With the increasing regulations allowing the transfer of personnel paper records to an electronic record-keeping system, the 21st century has seen a massive move toward paperless and digital transformation to save money, increase data safety and speed up manual processes in the long term.
Many startups and IT companies nowadays propose products to store employees' records, create templates or sign documents, improving administrative tasks significantly.
How can companies manage their Human Resources archives?
Managing your HR archives cannot be about owning gigabytes of useless and hardly manageable scans. It needs to be about extracting
vital knowledge of the dynamic between your company and your employees to create momentum and improve everyone'sdaily work-life.
To manage them efficiently, your organisation has to answer questions such as:
How will we collect the data hidden in scans?
Should we extract the data manually from scans, even with OCR software?
Is robotic process automation software capable of helping us since our templates have changed many times over the years?
Data entry is a significant expense. So what can your business do when manual rewriting is a poor option, and cramming your new digital system with scans is no better alternative?
The answer is NER.
The NER technology (or Named Entity Recognition) can extract and copy valuable pieces of info (names, dates, budgets, addresses, social security numbers etc.) from an employment contract, unchanged or not.
How does it work?
NLP (or Natural language processing), one of the numerous fields of Machine Learning (ML), can identify named entities and assigns them to predetermined categories of your choosing, such as a person, company, date, and money.
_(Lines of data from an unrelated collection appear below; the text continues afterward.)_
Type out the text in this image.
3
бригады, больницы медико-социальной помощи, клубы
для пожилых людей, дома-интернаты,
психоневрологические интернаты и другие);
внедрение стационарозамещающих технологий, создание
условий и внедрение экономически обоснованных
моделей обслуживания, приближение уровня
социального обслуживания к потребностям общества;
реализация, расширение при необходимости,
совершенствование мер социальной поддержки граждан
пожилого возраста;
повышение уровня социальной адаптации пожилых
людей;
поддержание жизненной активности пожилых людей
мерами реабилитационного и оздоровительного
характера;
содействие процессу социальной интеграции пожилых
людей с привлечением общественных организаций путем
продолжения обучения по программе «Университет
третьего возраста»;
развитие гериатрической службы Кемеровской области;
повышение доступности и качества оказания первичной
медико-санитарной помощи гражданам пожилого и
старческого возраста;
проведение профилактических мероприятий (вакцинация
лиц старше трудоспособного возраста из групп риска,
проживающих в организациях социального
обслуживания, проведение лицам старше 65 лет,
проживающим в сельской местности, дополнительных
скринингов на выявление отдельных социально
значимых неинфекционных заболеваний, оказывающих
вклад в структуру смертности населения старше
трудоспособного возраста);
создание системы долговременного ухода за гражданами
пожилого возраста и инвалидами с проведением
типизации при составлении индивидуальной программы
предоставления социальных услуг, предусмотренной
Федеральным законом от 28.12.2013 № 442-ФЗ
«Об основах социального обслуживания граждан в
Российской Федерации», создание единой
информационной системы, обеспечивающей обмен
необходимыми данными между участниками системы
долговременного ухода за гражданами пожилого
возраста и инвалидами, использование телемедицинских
The accuracy of the NER technology is the same as manual work, but its information processing is a thousand times faster.
Docmatic's NER model extracts the text from the document while maintaining its structure (sentences, paragraphs, pages).
Then, the model identifies named entities and assigns them to one of the categories determined.
Once the document analysis is complete, the output appears for the user as their original document enriched with highlighted words and groups of words. The different colours of the highlights represent the various categories.
The model's strength comes from the rich technical corpora Docmatic R&D team has created and the auto-tagging technology that categorises the extracted data.
Docmatic's technology is available as a SaaS and a plugin for Google Docs and, soon, Microsoft Word. Want to know more?
Docmatic's models are built on Deep Learning technology, a notion that refers to Deep Neural Networks.
What is a neural network?
A neural network is a computer architecture in which several processors connect in a manner suggestive of the connections between neurones in a human brain. Like young humans, neural networks can learn through trial and error.
What are deep neural networks?
DNNs are neural networks with a certain level of complexity. More than two layers, at least. Deep neural networks use sophisticated mathematical modelling to process data in complex ways.
How does Docmatic's NER technology use DNNs?
In short, when extracting data, Docmatic's NER model maintains the document's structure and its sequential data (the words, the sentences, the phrases, etc.). The model then turns these textual sequences into sequential vector representations containing only numbers (each word is represented by a vector built from 300 values). A vectorisation algorithm built inside the model performs this "transformation" of the textual data into vectors.
Finally, the model analyses the vectors and decides from the recollection of its training on datasets which category best fits the word presented. One of our competitive advantages is entity grouping, where the model replicates human interpretation by categorising multi-word compounds likely to belong to the same entity.
At last, our solutions use Convolutional Neural Network (CNN) to recognise the images, which is influential in analysing multi-dimension data and sequences like images, PDFs or scans. Thanks to CNNs,
Docmatic's solutions support every format (scans, PDF, Word, Google Doc, etc.).